Rogers’s set design takes the form of an illustrated book, as a hulking crate placed center stage opens to reveal intricately realized scenes from the Protector’s estate. Hudson’s lighting helps realize the overall effect, as simple objects and structures become awash in color. Medieval-styled costumes firmly ground the characters in the period, while also suggesting individual traits — the Boy’s colorful tunic and leggings contrast the Protector’s drab, respectable robes.
I initially wondered if so much literalism might hurt what is clearly meant to be a highly speculative work. After all, the text also includes a frame narrative in which three angels — sung by Costanzo, tenor Alasdair Kent, and mezzo-soprano Krisztina Szabó — manipulate the central trio for their own theatrical entertainment. Perhaps my thinking was influenced by Katie Mitchell’s arrestingly abstract original production, which can be seen on DVD.
But Kerley’s vision quickly produces an overwhelming effect that seamlessly couples with Benjamin’s intriguing and surprising score. Jarringly discursive passages give way to sustained melodies with a clear harmonic purpose. Music director Corrado Rovaris conducts with a welcome sense of forward momentum that locates most of the score’s wonderful intricacies.
Shock and awe
Benjamin’s use of unusual instruments — including mandolin, viola da gamba, and glass harmonica — furthers the feeling of an eerie world that somehow exists outside of time. This results in a familiar but appropriately unsettling musical and dramatic landscape.
The soloists extend these elements to their performances, and Opera Philadelphia’s cast excels. Stone’s richly expressive baritone contains such warmth that when he turns suddenly and destructively violent, it is genuinely shocking.

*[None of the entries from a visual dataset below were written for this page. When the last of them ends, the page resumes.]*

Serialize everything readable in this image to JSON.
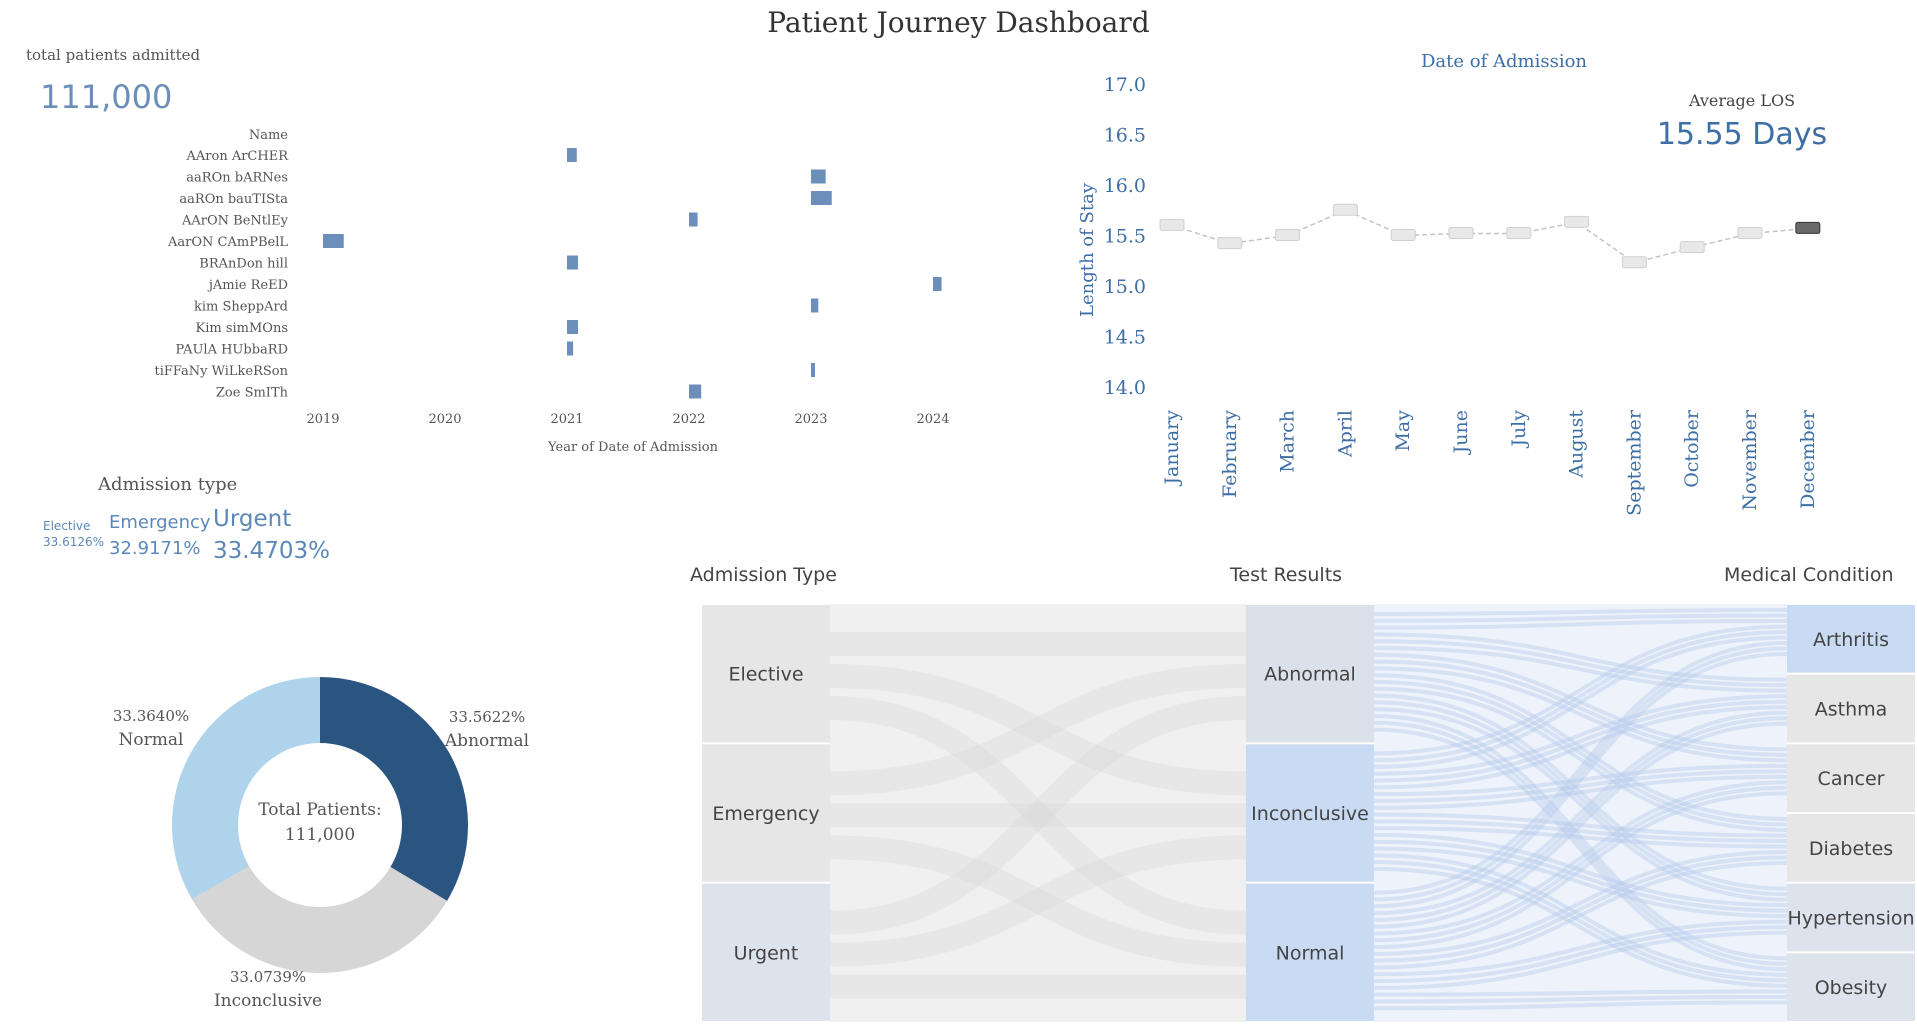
{
  "dashboard": {
    "title": "Patient Journey Dashboard",
    "kpi_label": "total patients admitted",
    "kpi_value": "111,000"
  },
  "colors": {
    "accent": "#6b8fba",
    "dark_blue": "#2a5580",
    "light_blue": "#afd3ea",
    "light_gray": "#d6d6d6",
    "node_gray": "#e4e4e4",
    "node_blue": "#c9daf3"
  },
  "chart_data": [
    {
      "type": "gantt",
      "ylabel": "Name",
      "xlabel": "Year of Date of Admission",
      "x_ticks": [
        "2019",
        "2020",
        "2021",
        "2022",
        "2023",
        "2024"
      ],
      "xlim": [
        2019,
        2024.2
      ],
      "rows": [
        {
          "name": "AAron ArCHER",
          "start": 2021.0,
          "end": 2021.08
        },
        {
          "name": "aaROn bARNes",
          "start": 2023.0,
          "end": 2023.12
        },
        {
          "name": "aaROn bauTISta",
          "start": 2023.0,
          "end": 2023.17
        },
        {
          "name": "AArON BeNtlEy",
          "start": 2022.0,
          "end": 2022.07
        },
        {
          "name": "AarON CAmPBelL",
          "start": 2019.0,
          "end": 2019.17
        },
        {
          "name": "BRAnDon hill",
          "start": 2021.0,
          "end": 2021.09
        },
        {
          "name": "jAmie ReED",
          "start": 2024.0,
          "end": 2024.07
        },
        {
          "name": "kim SheppArd",
          "start": 2023.0,
          "end": 2023.06
        },
        {
          "name": "Kim simMOns",
          "start": 2021.0,
          "end": 2021.09
        },
        {
          "name": "PAUlA HUbbaRD",
          "start": 2021.0,
          "end": 2021.05
        },
        {
          "name": "tiFFaNy WiLkeRSon",
          "start": 2023.0,
          "end": 2023.03
        },
        {
          "name": "Zoe SmITh",
          "start": 2022.0,
          "end": 2022.1
        }
      ]
    },
    {
      "type": "line",
      "title": "Date of Admission",
      "ylabel": "Length of Stay",
      "ylim": [
        14.0,
        17.0
      ],
      "y_ticks": [
        "14.0",
        "14.5",
        "15.0",
        "15.5",
        "16.0",
        "16.5",
        "17.0"
      ],
      "categories": [
        "January",
        "February",
        "March",
        "April",
        "May",
        "June",
        "July",
        "August",
        "September",
        "October",
        "November",
        "December"
      ],
      "values": [
        15.6,
        15.42,
        15.5,
        15.75,
        15.5,
        15.52,
        15.52,
        15.63,
        15.23,
        15.38,
        15.52,
        15.57
      ],
      "annotation_label": "Average LOS",
      "annotation_value": "15.55 Days"
    },
    {
      "type": "pie",
      "title": "Admission type",
      "slices": [
        {
          "label": "Elective",
          "value": 33.6126,
          "text": "33.6126%"
        },
        {
          "label": "Emergency",
          "value": 32.9171,
          "text": "32.9171%"
        },
        {
          "label": "Urgent",
          "value": 33.4703,
          "text": "33.4703%"
        }
      ]
    },
    {
      "type": "pie",
      "donut": true,
      "center_label": "Total Patients:",
      "center_value": "111,000",
      "slices": [
        {
          "label": "Abnormal",
          "value": 33.5622,
          "text": "33.5622%",
          "color": "#2a5580"
        },
        {
          "label": "Inconclusive",
          "value": 33.0739,
          "text": "33.0739%",
          "color": "#d6d6d6"
        },
        {
          "label": "Normal",
          "value": 33.364,
          "text": "33.3640%",
          "color": "#afd3ea"
        }
      ]
    },
    {
      "type": "sankey",
      "headers": [
        "Admission Type",
        "Test Results",
        "Medical Condition"
      ],
      "admission_types": [
        "Elective",
        "Emergency",
        "Urgent"
      ],
      "test_results": [
        "Abnormal",
        "Inconclusive",
        "Normal"
      ],
      "medical_conditions": [
        "Arthritis",
        "Asthma",
        "Cancer",
        "Diabetes",
        "Hypertension",
        "Obesity"
      ]
    }
  ]
}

He acts the Protector not as a purely hateful brute but as a conflicted, tortured man.
Agnès requires a soprano who can communicate sensuality and anguish, often in the same breath. Snouffer meets that challenge with aplomb. She partners beautifully with Costanzo, whose ethereal qualities ideally complement his not-fully-human character. However, his voice can sound frustratingly unsupported near the lower end of its range.
I won’t reveal the opera’s gruesome denouement, which can only properly shock if it comes as a surprise. But I can wholeheartedly recommend Written on Skin. Although Benjamin and Crimp punctuate the opera itself with acts of horror, the opportunity to experience a contemporary masterpiece in Philadelphia should be a cause for joy.